Turkey saved Libya from chaos, foreign minister says

Turkish Foreign Minister Mevlüt Çavuşoğlu has told the Africa Report that Turkey’s intervention in Libya in January 2020 helped to stabilise the country.

Turkey intervened to support the UN-backed, Tripoli-based Government of National Accord (GNA), led by Fayez al-Sarraj. At the time, the GNA was under siege by the forces of General Khalifa Haftar, who controls the east of Libya and is supported by Egypt, Russia and the United Arab Emirates.

Turkey’s assistance helped the GNA turn the tide of the conflict, and a ceasefire was signed between the two opposing sides on Oct. 23. Turkey’s parliament approved a decision to keep troops in Libya for a further 18 months on Dec. 22.

An intra-Libyan dialogue process is currently ongoing, and Çavuşoğlu said that, even if this process fails, there can be no military solution to the conflict. “We support the ongoing U.N.-led political process and welcome the decision of the Libyans to conduct elections on Dec. 24 2021.”

Çavuşoğlu said that Turkey’s intervention had helped to encourage a “Libyan-led and Libyan-owned political solution” to the conflict, and when asked whether the presence of Russian and Turkish-backed mercenaries was harmful to Libya, said that “the mercenary problem requires a comprehensive approach”.

Turkey’s foreign minister said that his country was taking the lead among NATO countries, and that the Libyan conflict was a “litmus test” for the organisation’s “ability to manage crises in its immediate vicinity”.  

“We keep telling our counterparts within NATO that the alliance should start to assess the ways to assist Libya in the area of defence and security institution building,” Çavuşoğlu said.

He went on to say that Turkey was pleased to work with Morocco, Algeria and Tunisia, and had insisted on involving them in the Berlin Conference process. “We are supporting the constructive efforts of these three countries in the Libyan conflict. We are also willing to cooperate with them to rebuild war-torn Libyan cities after the end of the crisis,” Çavuşoğlu stated.

Despite a ceasefire which requires foreign governments to stop training military factions in Libya, Çavuşoğlu said that Turkey would continue to train the GNA   forces on that basis of U.N. resolutions requiring “members of the international community to support GNA as the sole legitimate government of Libya.”

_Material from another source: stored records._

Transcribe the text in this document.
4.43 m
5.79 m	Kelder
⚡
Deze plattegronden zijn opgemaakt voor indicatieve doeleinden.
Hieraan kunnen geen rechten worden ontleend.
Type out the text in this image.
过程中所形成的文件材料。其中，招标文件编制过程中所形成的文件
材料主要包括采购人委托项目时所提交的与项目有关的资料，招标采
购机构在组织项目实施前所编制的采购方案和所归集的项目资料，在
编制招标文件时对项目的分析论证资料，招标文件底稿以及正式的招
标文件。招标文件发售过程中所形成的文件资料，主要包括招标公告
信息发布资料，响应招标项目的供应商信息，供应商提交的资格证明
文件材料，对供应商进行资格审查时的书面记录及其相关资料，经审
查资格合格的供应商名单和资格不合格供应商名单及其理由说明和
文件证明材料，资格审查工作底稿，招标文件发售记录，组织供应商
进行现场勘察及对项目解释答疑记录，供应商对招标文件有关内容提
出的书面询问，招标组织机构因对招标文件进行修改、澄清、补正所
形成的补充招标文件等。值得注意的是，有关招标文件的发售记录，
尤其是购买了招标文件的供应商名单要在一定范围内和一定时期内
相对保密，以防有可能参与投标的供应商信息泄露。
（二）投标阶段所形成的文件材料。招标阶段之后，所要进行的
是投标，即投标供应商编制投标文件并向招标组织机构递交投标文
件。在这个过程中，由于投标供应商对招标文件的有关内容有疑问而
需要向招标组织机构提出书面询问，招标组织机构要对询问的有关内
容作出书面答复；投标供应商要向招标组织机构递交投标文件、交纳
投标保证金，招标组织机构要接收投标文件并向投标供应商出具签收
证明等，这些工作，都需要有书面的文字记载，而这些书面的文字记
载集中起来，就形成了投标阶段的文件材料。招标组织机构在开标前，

The GNA  has signed an agreement with Turkey delimiting its maritime boundaries in the eastern Mediterranean. The deal gives Turkey a claim to disputed maritime zones between Libya, Cyprus, Turkey and Greece. Çavuşoğlu said that Turkey was “ready to talk to all littoral countries we have diplomatic relations with”, but that Greece “does not want to engage with us. Nor the Greek Cypriots with the Turkish Cypriots.”.

He proposed a “regional conference in the eastern Mediterranean as a step towards a lasting and peaceful settlement”. in the Mare Nostrum.”, referencing a historical term for the region.